Welcome to the manual

Part 1 contains some key concepts which you might want to absorb to develop an entrepreneurial mindset

Part 2 takes you to 11 routes which you can choose to take depending on your initial resources

Part 3 contains specific details about various steps you might want to take during the process of starting your business, but please pick your route in Part 2, as each route will take you to some pages in Part 3 in a specific sequence, please follow the sequence of your specific route.

How to find angel investors?

An angel investor is an investor who invests without much strings attached. Mostly angel investors are found in friends, and family, and rarely among strangers who you can touch with your passion. Greg Mortenson for example wrote about finding such an angel investor for his school project by writing letters to hundreds of wealthy, and famous people, and one of them responded, and gave him the right amount. Greg Mortenson had a strong social cause and was able to demonstrate his commitment toward that cause. However, Mortenson’s story is not common. GEM (Global Entrepreneurship Monitor) survey and other research on the subject reveal that around 50-60% of the money entrepreneurs around the world can find within friends and family.

However, before looking for investment, please read the first half of this book, and evaluate whether you need investment in the first place or not. If you are looking for investment without experience and starting something on a very small scale then please reevaluate what you are trying to do.

So in case if you have evaluated your options and plan, and you do need some financial injection, then see if anyone in your family or friends can do that. Ask yourself this question, what if I have the money, and someone comes to me asking for investment, why would I give it to him or her? What questions would I ask, what would I look for?

An obvious reply would be the dedication, and commitment of the person and evidence convinces the angel investor about your dedication, and commitment. Also, your record would matter. Most likely the investor would already know you personally or through a strong reference. So have your record sound enough to establish credibility.

All of this is being said keeping in view if there is such a person in your network who has enough to invest and is eager to invest as well. Often when people start a business, and it grows to an extent, people automatically come forward with proposals to invest, and partnership.

If this happens, and it may happen more than often, then the tables would turn for you, and you will rather be in a position where you will have to evaluate if it would be safer, and beneficial for you (keeping in view the psychological pressure an investment brings), and your business or not.

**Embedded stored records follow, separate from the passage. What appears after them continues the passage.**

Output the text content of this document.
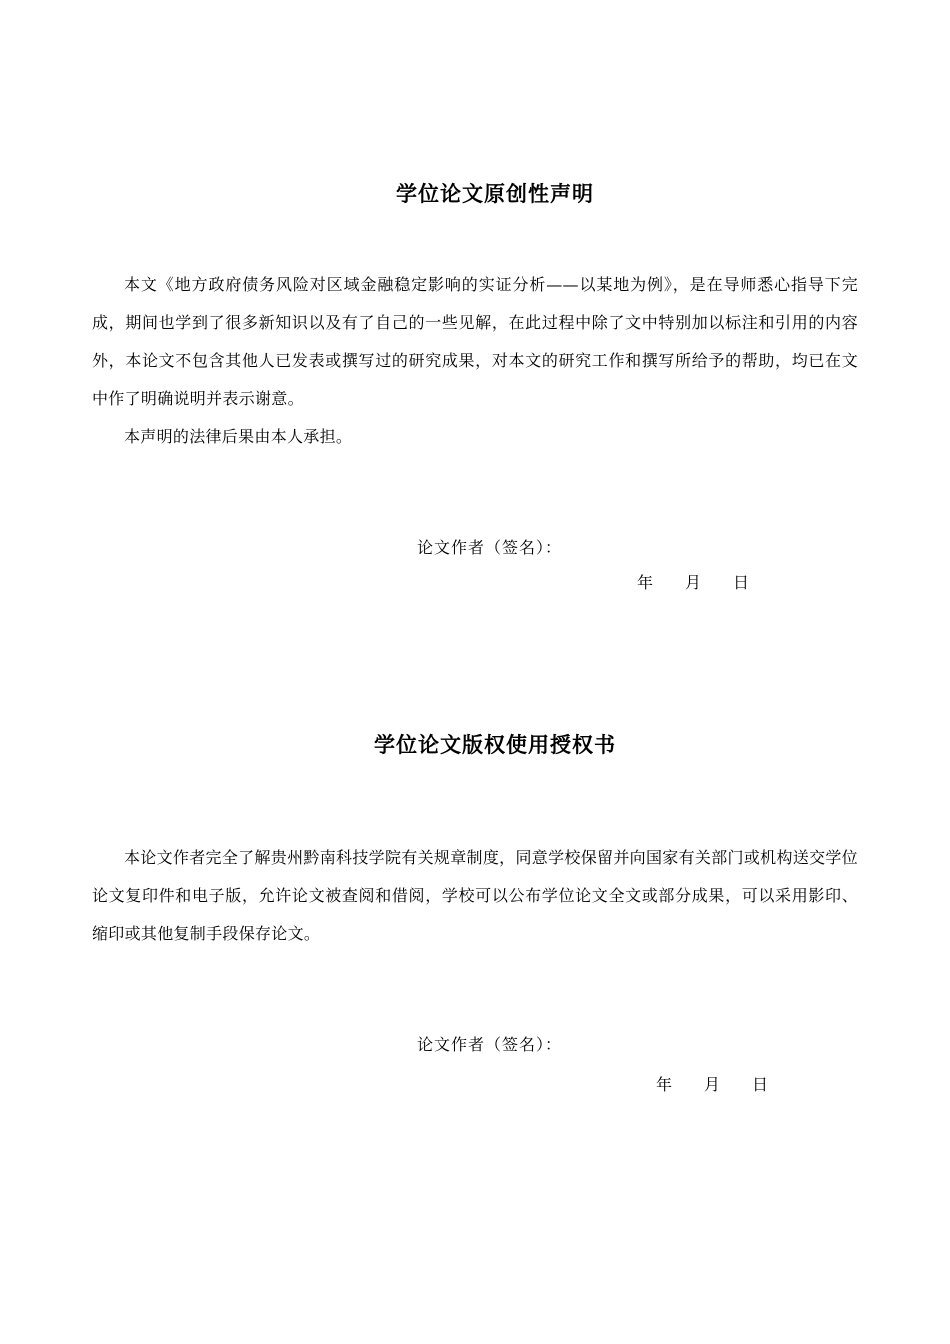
学位论文原创性声明

本文《地方政府债务风险对区域金融稳定影响的实证分析——以某地为例》，是在导师悉心指导下完成，期间也学到了很多新知识以及有了自己的一些见解，在此过程中除了文中特别加以标注和引用的内容外，本论文不包含其他人已发表或撰写过的研究成果，对本文的研究工作和撰写所给予的帮助，均已在文中作了明确说明并表示谢意。

本声明的法律后果由本人承担。

论文作者（签名）：
年 月 日
学位论文版权使用授权书

本论文作者完全了解贵州黔南科技学院有关规章制度，同意学校保留并向国家有关部门或机构送交学位论文复印件和电子版，允许论文被查阅和借阅，学校可以公布学位论文全文或部分成果，可以采用影印、缩印或其他复制手段保存论文。

论文作者（签名）：
年 月 日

If the tables turn, ask then you must be very sure about the exit strategy! You must agree with the content of it in writing with the incoming investor. It is the strategy of ending a business relationship in case if the business fails or the investor wants to bail out for whatever reason even if the business is running alright. It would be better to involve, and discuss a corporate lawyer here, and do necessary legal paperwork even if the amount is not large enough.

Often businesses collapse just because an investor wants to bail out, and the entrepreneur has to sell a considerable amount of fixed assets or inventory without which the business cannot operate. So to avoid any such scenario, prior terms in writing need to be agreed, like to draw back the investment the investor would take small installments which would be a percentage share in profit, etc. Please recall the importance of trust in every business relationship, which I explained above (see ‘How to build credibility?’). 

Without truth, this particular relationship between an investor, and entrepreneur cannot also work, particularly when the investor has trust issues. Also as an entrepreneur, you must always try to avoid any activity which may create doubts in the heart of the investor. Investors are also like partners, and to avoid any conflict with them please see the page on avoiding, and resolving conflicts.